Lien à la traduction en Italien

Nanda est une artiste gabonaise singulièrement plurielle, poétesse Slameuse, chanteuse, Chroniqueuse médias et écrivaine, elle se présente comme une « Parolière sans frontières. Passeuse de mots d’Amour, de chants, de poèmes » et cela depuis 2012, année au cours de laquelle le slam l’adopte.

Elle est de celles qui osent croire au pouvoir de l’oralité, de la parole poétique rassembleuse, éveilleuse de rêves et d’une humanité meilleure.

Parfois un peu sage femme poétique aidant autruit à slam concevoir, elle anime des ateliers dans des lieux divers comme la Philharmonie de Paris, les collèges, Universités  et partout où le verbe la mène et l’emmene. Elle a pris part à plusieurs festivals dans plusieurs pays du monde (Brésil, France, Italie, Belgique, Suisse, Niger, Gabon, Côte d’ivoire, Benin …).

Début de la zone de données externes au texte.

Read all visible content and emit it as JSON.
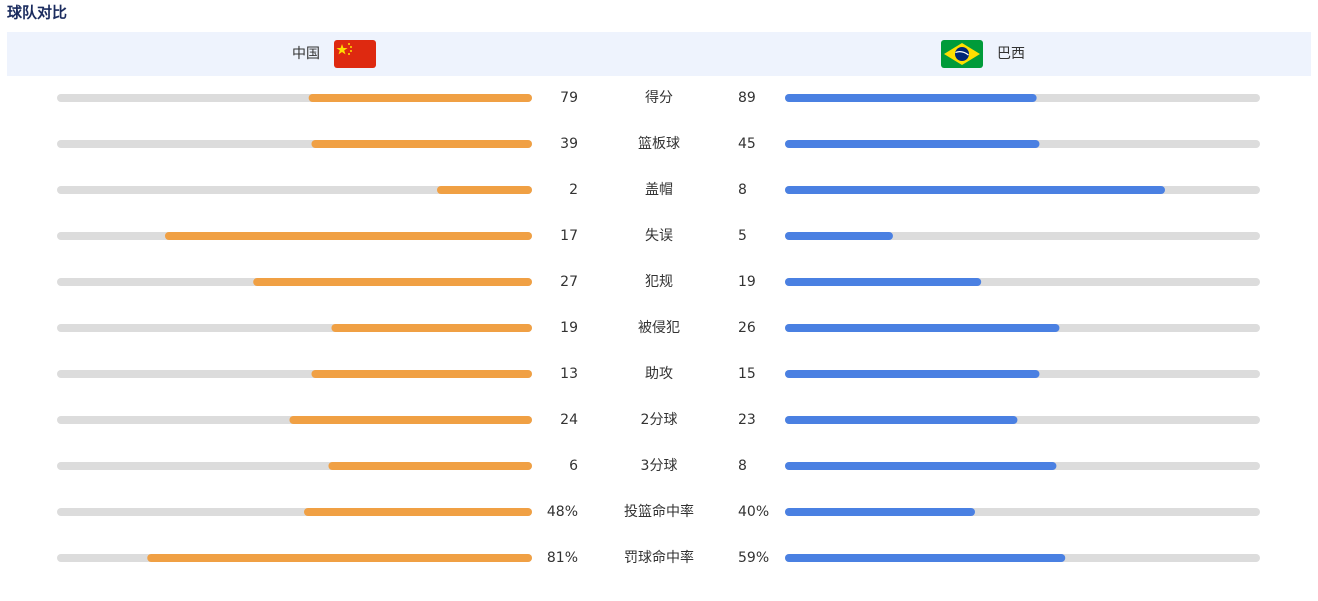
{
  "header": {
    "title": "球队对比",
    "home": "中国",
    "away": "巴西"
  },
  "stats": [
    {
      "name": "得分",
      "home": 79,
      "away": 89
    },
    {
      "name": "篮板球",
      "home": 39,
      "away": 45
    },
    {
      "name": "盖帽",
      "home": 2,
      "away": 8
    },
    {
      "name": "失误",
      "home": 17,
      "away": 5
    },
    {
      "name": "犯规",
      "home": 27,
      "away": 19
    },
    {
      "name": "被侵犯",
      "home": 19,
      "away": 26
    },
    {
      "name": "助攻",
      "home": 13,
      "away": 15
    },
    {
      "name": "2分球",
      "home": 24,
      "away": 23
    },
    {
      "name": "3分球",
      "home": 6,
      "away": 8
    },
    {
      "name": "投篮命中率",
      "home": 48,
      "away": 40,
      "home_label": "48%",
      "away_label": "40%",
      "xlim": [
        0,
        100
      ]
    },
    {
      "name": "罚球命中率",
      "home": 81,
      "away": 59,
      "home_label": "81%",
      "away_label": "59%",
      "xlim": [
        0,
        100
      ]
    }
  ],
  "colors": {
    "home": "#f0a044",
    "away": "#4a80e2"
  }
}
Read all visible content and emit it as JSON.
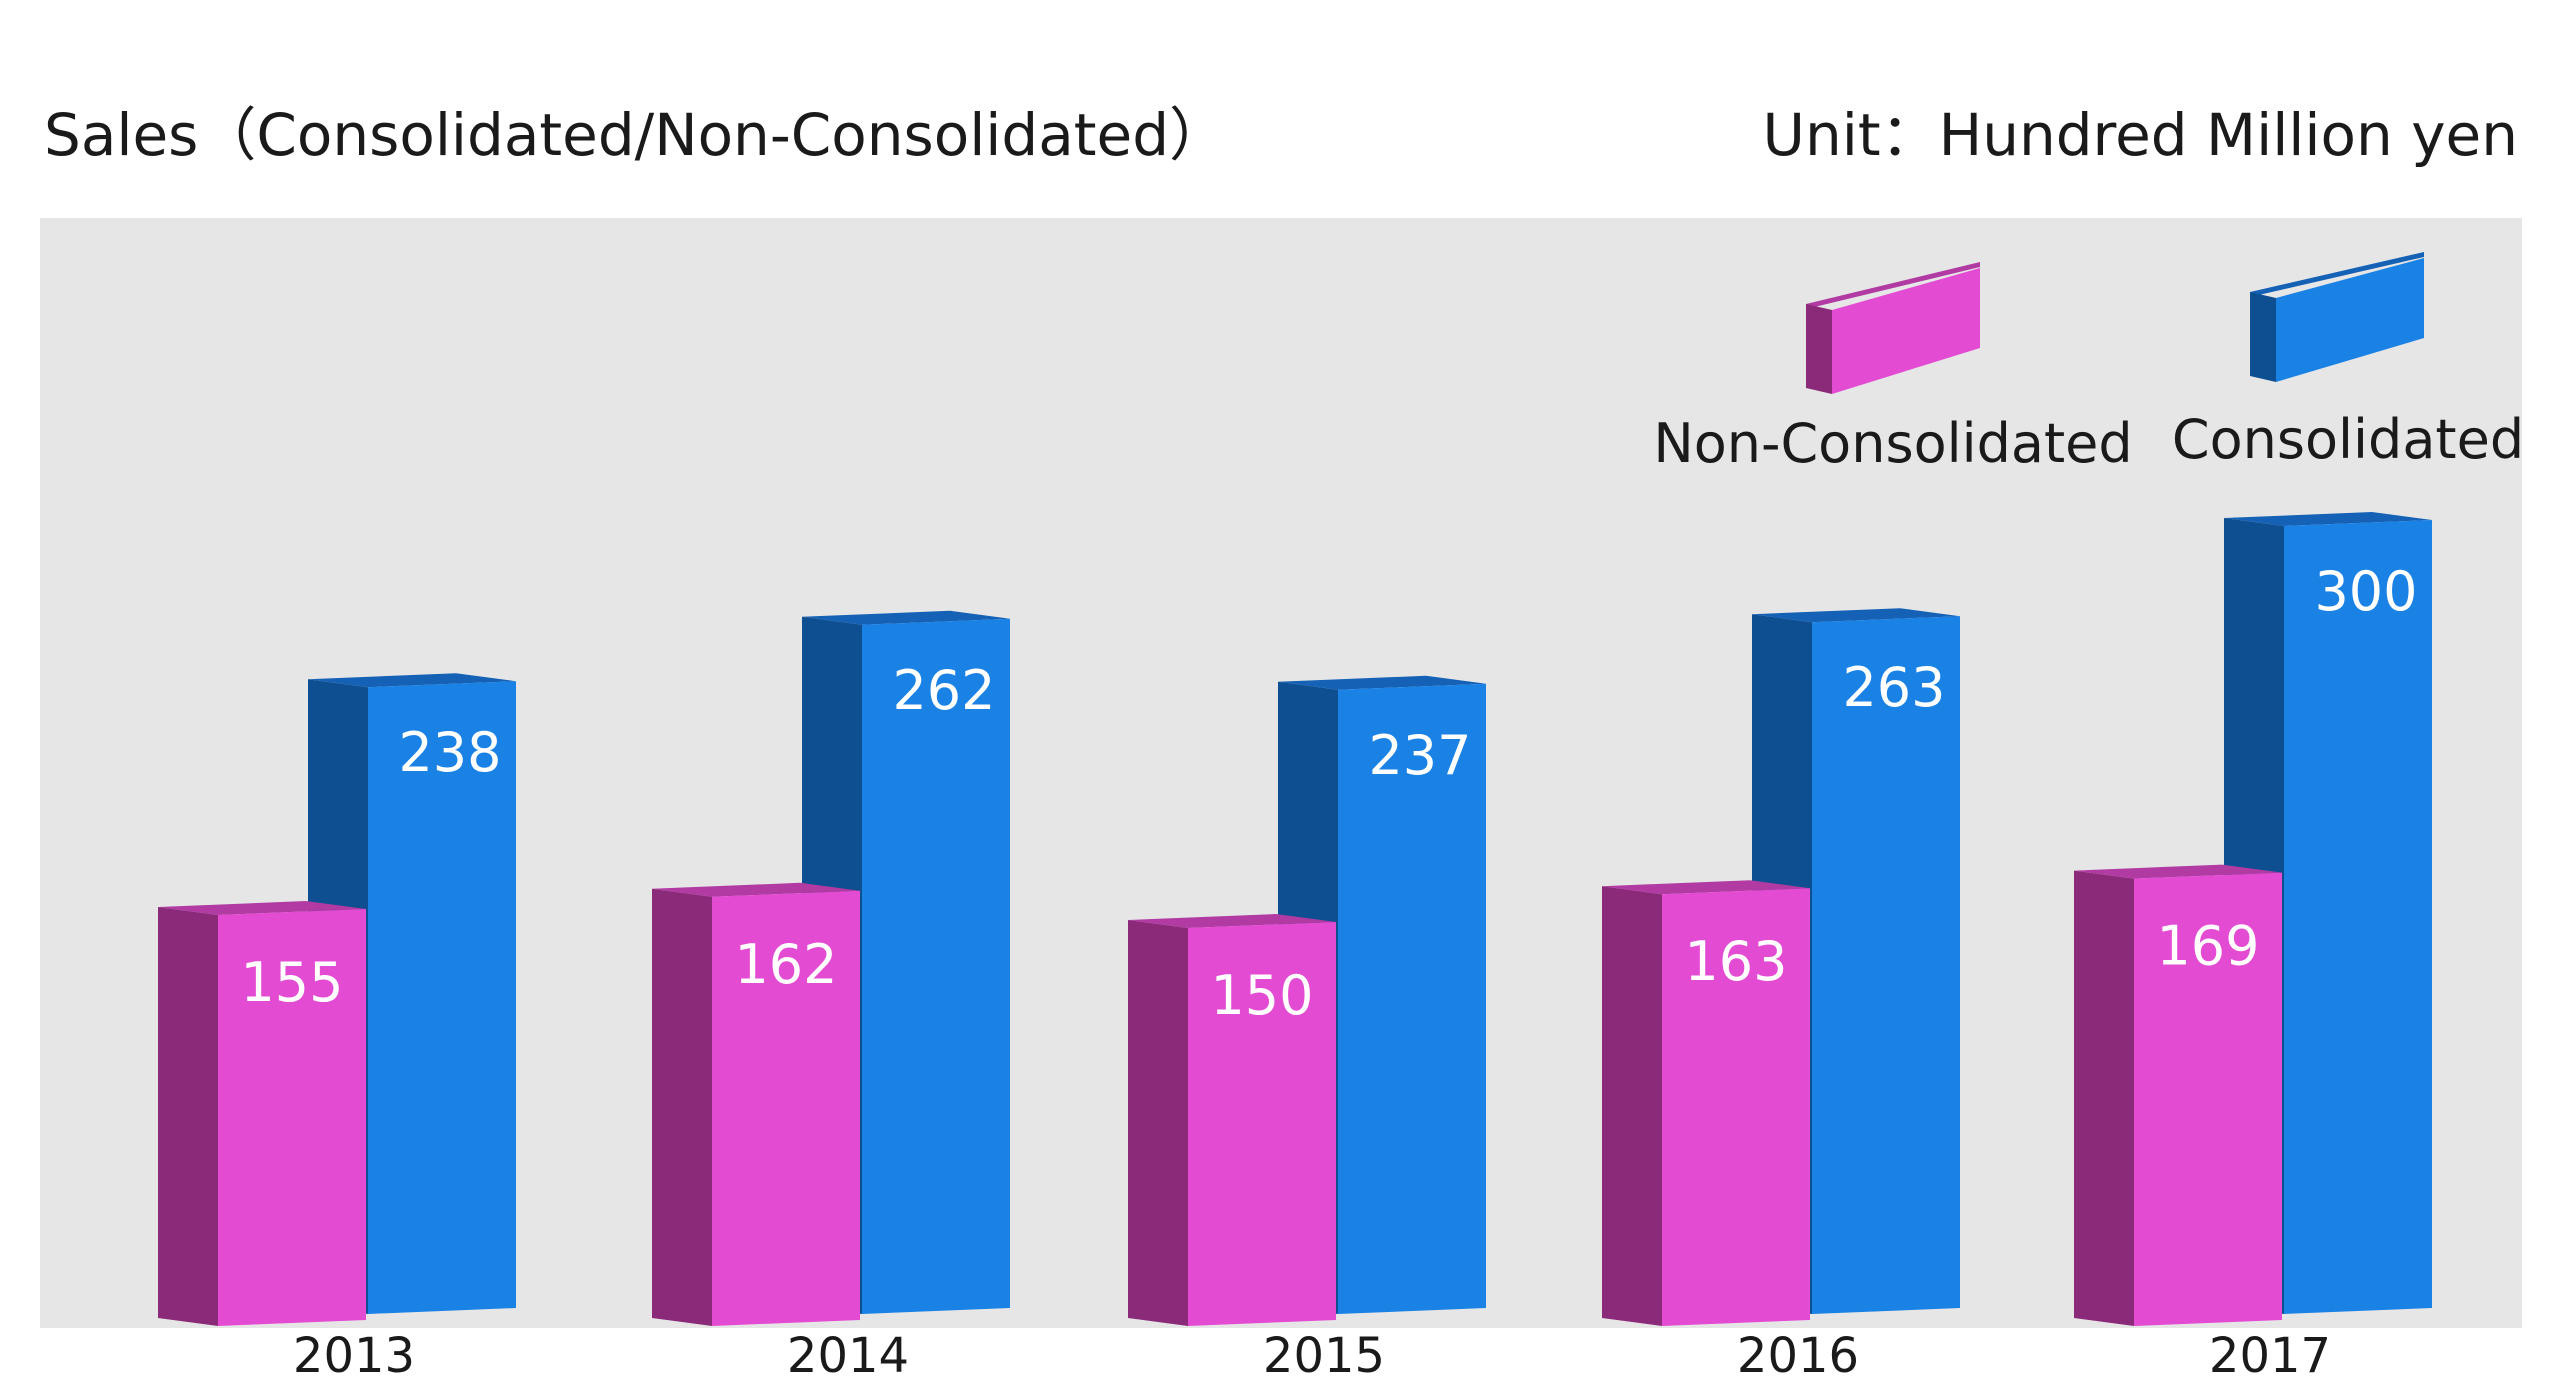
{
  "chart_data": {
    "type": "bar",
    "title": "Sales（Consolidated/Non-Consolidated）",
    "unit_label": "Unit：Hundred Million yen",
    "categories": [
      "2013",
      "2014",
      "2015",
      "2016",
      "2017"
    ],
    "series": [
      {
        "name": "Non-Consolidated",
        "values": [
          155,
          162,
          150,
          163,
          169
        ]
      },
      {
        "name": "Consolidated",
        "values": [
          238,
          262,
          237,
          263,
          300
        ]
      }
    ],
    "xlabel": "",
    "ylabel": "",
    "ylim": [
      0,
      300
    ],
    "legend": "top-right",
    "grid": false,
    "colors": {
      "non_consolidated_front": "#e44bd3",
      "non_consolidated_side": "#8a2a78",
      "non_consolidated_top": "#b13aa3",
      "consolidated_front": "#1a82e5",
      "consolidated_side": "#0d4f90",
      "consolidated_top": "#1461b5",
      "plot_background": "#e6e6e7"
    }
  }
}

Docteure en psychologie et enseignante chercheure, elle prône le partage, l’échange des vécus et des savoirs en toute humilité.

En somme c’est une abeille- artiste, butinant dans ce qui l’entoure et dans ces humains rencontrés sur les chemins de ses errements.

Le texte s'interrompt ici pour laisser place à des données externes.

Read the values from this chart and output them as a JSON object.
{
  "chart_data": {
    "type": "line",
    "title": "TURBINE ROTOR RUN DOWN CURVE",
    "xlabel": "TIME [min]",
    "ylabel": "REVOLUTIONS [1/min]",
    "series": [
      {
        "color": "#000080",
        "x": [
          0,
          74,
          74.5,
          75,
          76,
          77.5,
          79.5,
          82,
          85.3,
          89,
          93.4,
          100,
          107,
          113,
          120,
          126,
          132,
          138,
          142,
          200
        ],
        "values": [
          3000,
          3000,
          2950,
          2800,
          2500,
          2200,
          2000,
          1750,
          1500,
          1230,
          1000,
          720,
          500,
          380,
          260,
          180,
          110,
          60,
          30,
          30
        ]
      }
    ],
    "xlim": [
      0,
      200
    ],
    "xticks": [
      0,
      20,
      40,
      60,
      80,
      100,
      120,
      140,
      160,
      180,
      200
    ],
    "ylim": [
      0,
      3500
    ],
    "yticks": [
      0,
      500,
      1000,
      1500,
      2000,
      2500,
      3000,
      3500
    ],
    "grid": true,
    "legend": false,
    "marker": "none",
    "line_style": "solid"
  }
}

Membre des collectifs Les Powêts, Kidikwa et surtout de #LoSyndicat avec lequel elle a lancé en 2020 le premier festival Africain des poésies en ligne nommé: Les Powêtudes et la Journée Nationale des poésies de l’indépendance (JNPI 2020). Aussi Co-initiatrice de Le Maquis Bibliothèque, bibliothèque citoyenne des humanités noires et Afro- descendantes à Port-Gentil au Gabon.